La série espagnole Patria est une fresque puissante qui replonge dans les souffrances causées par le terrorisme de l’ETA.

C’est quoi, Patria ? Il y a des années que Bittori (Elena Irureta) a quitté son village du pays basque après l’assassinat de son mari Txato (José Ramón Soroiz), abattu par un membre de l’ETA. En 2011, lorsque l’organisation annonce la fin de la lutte armée, elle décide de retourner sur place pour lever toutes les zones d’ombre sur la mort de son époux. Les secrets et traumatismes du passé refont surface, Bittori rouvre de vieilles blessures jamais cicatrisées – en particulier face à Miren (Ane Gabarain), autrefois sa meilleure amie, dont le fils Joxé Marti (Jon Olivares) purge une peine de prison pour son appartenance à l’organisation.

Sous une pluie battante, un homme quitte son domicile et part travailler. Soudain, des coups de feu retentissent ; par la fenêtre, sa femme Bittori aperçoit un corps étendu sur le sol.  Elle se précipite dans la rue, étreint le cadavre de son mari, hurle et appelle au secours  mais personne ne vient, par peur des représailles de l’ETA. C’est la scène, brutale et choquante, qui referme le premier et le dernier épisode de Patria

Série produite par HBO et diffusée en France sur Canal +, Patria est tirée du best-seller éponyme de l’écrivain Fernando Aramburu. En fouraillant dans les plaies béantes laissées par le conflit basque, Patria est un récit à portée politique qui reflète trente ans de terrorisme, mais c’est aussi le drame bouleversant de deux femmes ordinaires dont les vies ont volé en éclats.   

En 2011, lorsque l’ETA annonce l’abandon de la lutte armée, Bittori se rend sur la tombe de son mari Txato, abattu par un membre de l’organisation. Elle lui annonce qu’elle va retourner dans la petite ville où s’est déroulé le drame, en partie pour défier ceux qui l’ont rejetée mais aussi pour chercher des réponses. Une décision qui va raviver des tensions, en particulier avec sa voisine et ancienne amie Miren dont le fils, ex-membre de l’ETA, est en prison. Que s’est-il passé entre les deux femmes ? Le fils de Miren est-il l’homme qui a exécuté Txato ? Que sait donc sa sœur Arantxa (Loreto Mauleón), incapable de parler après un accident vasculaire cérébral qui l’a laissée lourdement handicapée ? Pourquoi ces deux familles, autrefois si proches, se haïssent-elles ? 

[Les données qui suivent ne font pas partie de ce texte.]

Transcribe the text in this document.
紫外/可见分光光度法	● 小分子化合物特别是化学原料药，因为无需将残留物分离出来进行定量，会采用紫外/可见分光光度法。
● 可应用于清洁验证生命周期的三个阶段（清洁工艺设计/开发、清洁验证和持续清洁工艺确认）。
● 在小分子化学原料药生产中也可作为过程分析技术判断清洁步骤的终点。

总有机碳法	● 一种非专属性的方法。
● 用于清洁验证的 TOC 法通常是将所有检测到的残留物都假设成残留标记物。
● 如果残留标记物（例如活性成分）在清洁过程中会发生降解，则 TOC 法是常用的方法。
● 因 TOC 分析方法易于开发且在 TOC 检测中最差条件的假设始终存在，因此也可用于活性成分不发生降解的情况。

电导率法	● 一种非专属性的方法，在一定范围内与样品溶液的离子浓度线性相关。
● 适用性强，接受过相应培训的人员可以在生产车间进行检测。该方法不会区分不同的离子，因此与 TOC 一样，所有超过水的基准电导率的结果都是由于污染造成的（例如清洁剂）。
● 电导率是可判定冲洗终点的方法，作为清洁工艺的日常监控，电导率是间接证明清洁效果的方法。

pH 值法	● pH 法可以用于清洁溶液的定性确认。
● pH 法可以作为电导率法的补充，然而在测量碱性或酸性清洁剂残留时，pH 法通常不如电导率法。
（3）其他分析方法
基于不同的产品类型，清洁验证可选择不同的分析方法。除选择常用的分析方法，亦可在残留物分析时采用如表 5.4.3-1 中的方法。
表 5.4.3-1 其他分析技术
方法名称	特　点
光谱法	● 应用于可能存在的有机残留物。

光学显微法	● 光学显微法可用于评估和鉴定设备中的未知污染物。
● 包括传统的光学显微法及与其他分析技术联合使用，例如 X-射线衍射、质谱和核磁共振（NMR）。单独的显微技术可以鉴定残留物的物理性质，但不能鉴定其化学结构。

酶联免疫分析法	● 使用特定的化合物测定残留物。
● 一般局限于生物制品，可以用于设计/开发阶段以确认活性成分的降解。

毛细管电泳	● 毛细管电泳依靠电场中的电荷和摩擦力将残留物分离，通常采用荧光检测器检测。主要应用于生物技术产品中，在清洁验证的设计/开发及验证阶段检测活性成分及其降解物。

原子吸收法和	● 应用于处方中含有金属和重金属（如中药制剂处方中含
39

Miren et Bittori, autrefois proches comme des sœurs.

L’adaptation ne déstabilisera pas ceux qui ont lu le roman : elle lui est tellement fidèle que c’est presque une mise en images littérale, au point d’en être parfois maladroite. Certains expédients s’avèrent moins inspirés à l’écran que sur le papier – par exemple, les monologues de  Bittori sur la tombe de son mari ou certains dialogues, retranscrits à la virgule près. C’est le point faible de l’adaptation, parfois un peu mélodramatique. 

En revanche la structure du récit fonctionne de façon saisissante : c’est grâce à d’incessants allers-retours entre passé et présent que nous découvrons l’histoire de ces deux femmes et que nous comprenons leur vécu et leurs réactions. Le tout, avec des transitions claires et fluides entre les deux périodes (et un maquillage étonnant de réalisme) et une mise en scène sombre mais magnifique. Dans ce pays basque espagnol (Saragosse, San Sebastian et ce village dont on ignore le nom), on est loin de la carte postale : les rues grises et le ciel plombé traduisent  un sentiment permanent de méfiance et de tension, dans une communauté déchirée et encore sous la mainmise de l’ETA, même après la renonciation à la lutte armée. 

Le meurtre de Txato, scène de fin du premier épisode.

L’un des partis pris de Patria, c’est précisément de ne pas prendre parti. Aucun manichéisme et une neutralité particulièrement dérangeante lorsque la série écarte toute diabolisation des terroristes. Le regard est totalement ambigu sur l’action de l’ETA, l’une des questions les plus perturbantes à laquelle s’intéresse la série étant celle de la responsabilité des deux camps. A la violence des attentats, l’État répond par une répression brutale, des arrestations arbitraires, le mépris des droits fondamentaux, l’étouffement de la culture basque, l’humiliation et la torture des prisonniers. Il y a les indépendantistes et il y a l’État que la série renvoie dos à dos, et les victimes collatérales au milieu.     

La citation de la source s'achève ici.